In a previous job, we had a system that would take a screenshot of any failed tests. We would manually look at these for patterns before doing any serious triage because it often was the fastest way. As the number of tests increased, we noticed many fails had similar failing screenshots, but the screenshots often were not exactly the same. There would be five tests that hit HTTP server errors, but there would be nothing the automation could find in common because the tests were executed in different browsers.

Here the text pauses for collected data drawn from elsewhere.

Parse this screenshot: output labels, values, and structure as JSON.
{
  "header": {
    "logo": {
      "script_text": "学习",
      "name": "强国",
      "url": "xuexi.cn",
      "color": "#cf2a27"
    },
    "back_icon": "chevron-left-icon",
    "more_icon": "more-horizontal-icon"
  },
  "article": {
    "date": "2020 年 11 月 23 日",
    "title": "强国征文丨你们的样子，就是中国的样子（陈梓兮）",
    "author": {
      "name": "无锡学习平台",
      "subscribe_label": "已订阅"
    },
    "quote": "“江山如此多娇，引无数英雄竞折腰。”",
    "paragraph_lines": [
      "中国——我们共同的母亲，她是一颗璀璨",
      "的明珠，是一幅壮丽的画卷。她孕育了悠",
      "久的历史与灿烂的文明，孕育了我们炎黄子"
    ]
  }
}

One of my brilliant coworkers came up with the idea of using the average luminosity (brightness) of the screenshot and sorting based on that. Luminosity worked because browsers generally render brightness the same way, while font often renders differently. Using the average luminosity, which is just a number, as a sorting method, all similar images would be grouped together and it would become apparent that those tests failed for the same reason, regardless of browser. While we didn’t do this, the next step would have been to compare the resulting luminosity value to previous test-run image luminosity. It could, with some additional safety check, then mark the test as “failed like previous run” and thus save having a tester need to reexamine the results.
Learn at Runtime
There are other ways to leverage knowledge around testing. I cowrote a system that automatically did first-level triage on all the automated tests. We noticed there were patterns we found in our triage that occurred over and over again. We had an e-commerce website akin to Amazon that had a variety of interesting code paths. You might use a credit card, or you might use a gift card. You might order in English, or you might order in Portuguese. You might use the search page, the product details page, and cart, but not check out. When we hand-triaged these tests, we would notice a pattern, like “All these tests are failing at search . . . better go test that.” It would take thirty minutes to notice the pattern and find the bug. These were things the automation basically knew about each test, and it also knew what the ultimate test result was. So we developed a system where the automation would consider all the inputs and all the outputs and determine the most likely cause. Inputs would include things like the name of the test and any parameters in our parameterized tests, like payment method. Outputs would include pages visited, the exception type and message, and page the test failed on. We then would look at all the fails and decide what was common and assign that as the most likely cause. This did not mean a tester didn’t have to manually review the results; it just took a lot less time.
Summing It All Up
There is lots of data that automation throws away or ignores, preventing it from learning. If you capture this sort of data when it makes sense, you can analyze it, and perhaps even have the computer check for things that are obviously wrong. Be careful, though—“smart” automation cannot completely replace the need for human intelligence. There are many other ways you can have your tools “learn” everything from production traffic to what tests are flaky. How much of that you should automate depends on your environment and needs.
Finally, when you find yourself not getting enough value from automation, or you’re spending too much time on analysis work a computer could do, it might be best to see if you can get your computer to learn on its own.